El Estado llamado de derecho es aquel, según la teoría, en el que nada puede hacerse, los gobernantes en primer término, sin que lo permitan las leyes y reglamentos aprobados en debida forma. Así pues, a ningún mandatario le es permitido salirse de carril, tomar decisiones arbitrarias ni hacer de su capa un sayo. Es una norma que en principio parece justa y beneficiosa para el común de la plebe, sólo que tiene gusano, ya que, a fuerza de querer ordenarlo y regularlo todo, el Estado crea tal maraña de normas, reglamentos y ordenanzas, que en la práctica raro es el ciudadano que tiene todos sus papeles en orden o al día, o lo que es lo mismo, todos los currantes, por uno u otro motivo, pueden estar fuera de la ley, es decir, pueden ser objeto de sanción o tenidos por delincuentes. El Estado democrático se ha convertido en un Estado burocrático, el supuesto Estado garantista en un Estado ordenancista, reglamentista, agobiante, que a fuerza de montañas de normas y preceptos transforma al ciudadano en súbdito, al que esquilma con impuestos depredadores y asfixia con trámites sin cuento. Quien no haya tenido alguna vez un negocio, por pequeño que fuere, no puede imaginar la batalla que hay que librar continuamente, impuestos aparte, con toda suerte de ventanillas e “inspectores” de todo género (o sea, agentes del “Gran Hermano”, hasta de la malévola SGAE), siempre dispuestos a levantar acta por lo más nimio para generar sanciones.
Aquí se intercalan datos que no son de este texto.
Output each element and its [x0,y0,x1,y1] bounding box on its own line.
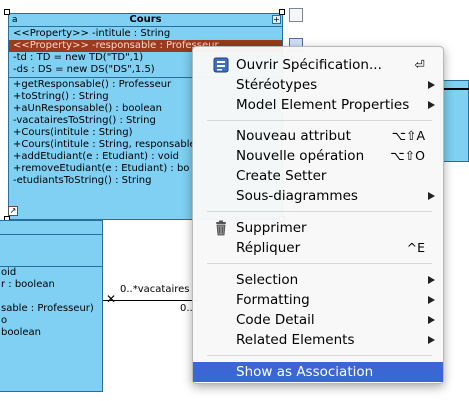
diagram-background-line [440,88,469,90]
submenu-arrow-icon [428,81,435,89]
menu-item-repliquer[interactable]: Répliquer ^E [193,238,443,258]
menu-item-label: Formatting [236,292,310,308]
operation-row[interactable]: o [0,315,102,327]
class-header[interactable]: a Cours + [9,14,282,27]
menu-item-nouvelle-operation[interactable]: Nouvelle opération ⌥⇧O [193,146,443,166]
menu-item-formatting[interactable]: Formatting [193,290,443,310]
selection-handle[interactable] [4,9,10,15]
menu-item-related-elements[interactable]: Related Elements [193,330,443,350]
menu-shortcut: ⌥⇧O [390,148,425,163]
menu-item-stereotypes[interactable]: Stéréotypes [193,75,443,95]
menu-item-label: Related Elements [236,332,355,348]
menu-item-create-setter[interactable]: Create Setter [193,166,443,186]
submenu-arrow-icon [428,192,435,200]
class-header[interactable] [0,221,102,235]
menu-item-label: Show as Association [236,364,374,380]
menu-item-label: Sous-diagrammes [236,188,358,204]
association-multiplicity-label: 0.. [180,303,193,314]
class-other[interactable]: oid r : boolean sable : Professeur) o bo… [0,220,103,392]
operation-row[interactable] [0,291,102,303]
association-line[interactable] [103,300,198,301]
menu-shortcut: ⏎ [414,57,425,72]
operation-row[interactable]: boolean [0,327,102,339]
menu-item-label: Supprimer [236,220,307,236]
menu-item-model-element-properties[interactable]: Model Element Properties [193,95,443,115]
menu-item-selection[interactable]: Selection [193,270,443,290]
menu-separator [207,120,432,121]
operation-row[interactable]: r : boolean [0,279,102,291]
stereotype-tag: a [12,15,18,25]
menu-item-label: Selection [236,272,299,288]
selection-handle[interactable] [279,9,285,15]
submenu-arrow-icon [428,296,435,304]
context-menu: Ouvrir Spécification... ⏎ Stéréotypes Mo… [192,46,444,384]
operation-row[interactable]: sable : Professeur) [0,303,102,315]
menu-item-label: Nouveau attribut [236,128,351,144]
submenu-arrow-icon [428,316,435,324]
menu-shortcut: ⌥⇧A [391,128,425,143]
menu-item-label: Nouvelle opération [236,148,365,164]
attributes-compartment [0,235,102,267]
menu-item-label: Ouvrir Spécification... [236,57,382,73]
menu-item-sous-diagrammes[interactable]: Sous-diagrammes [193,186,443,206]
menu-item-label: Répliquer [236,240,301,256]
menu-separator [207,355,432,356]
specification-icon [213,57,229,73]
menu-item-ouvrir-specification[interactable]: Ouvrir Spécification... ⏎ [193,55,443,75]
menu-item-label: Stéréotypes [236,77,318,93]
menu-item-label: Model Element Properties [236,97,410,113]
menu-item-nouveau-attribut[interactable]: Nouveau attribut ⌥⇧A [193,126,443,146]
menu-separator [207,211,432,212]
menu-shortcut: ^E [406,240,425,255]
resize-icon[interactable]: ↗ [8,206,18,216]
menu-item-show-as-association[interactable]: Show as Association [193,362,443,382]
expand-plus-icon[interactable]: + [272,15,281,24]
note-icon[interactable] [289,8,303,22]
submenu-arrow-icon [428,336,435,344]
menu-item-code-detail[interactable]: Code Detail [193,310,443,330]
class-box-right-top[interactable] [440,80,469,162]
association-role-label: 0..*vacataires [120,284,190,295]
operation-row[interactable]: oid [0,267,102,279]
menu-item-label: Create Setter [236,168,327,184]
class-name[interactable]: Cours [129,14,161,25]
menu-item-supprimer[interactable]: Supprimer [193,218,443,238]
menu-item-label: Code Detail [236,312,315,328]
menu-separator [207,263,432,264]
navigability-x-icon: ✕ [106,292,117,306]
attribute-row[interactable]: <<Property>> -intitule : String [9,28,282,40]
submenu-arrow-icon [428,101,435,109]
trash-icon [216,220,226,236]
submenu-arrow-icon [428,276,435,284]
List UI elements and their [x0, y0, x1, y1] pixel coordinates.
Rajoy está prometiendo en su campaña electoral, que bajará impuestos y reducirá papeleo si gana las elecciones. Vamos a ver qué de cierto hay de ello, porque lo más importante en estos momentos para estimular la economía y crear empleo es poner a dieta a ese Estado que padecemos, gondinflón, mastodóntico, pesado, lento y perezoso como todo paquidermo, para animar a los emprendedores a meterse en harina sin más obstáculos burocráticos que los absolutamente imprescindibles. Y si no es así, no saldremos del pozo. Los políticos y los funcionarios con plaza fija “en propiedad”, ni crean riqueza ni generan puestos de trabajo. Al contrario, los destruyen con sus políticas demagógicas y sus normativas obstructivas y paralizantes.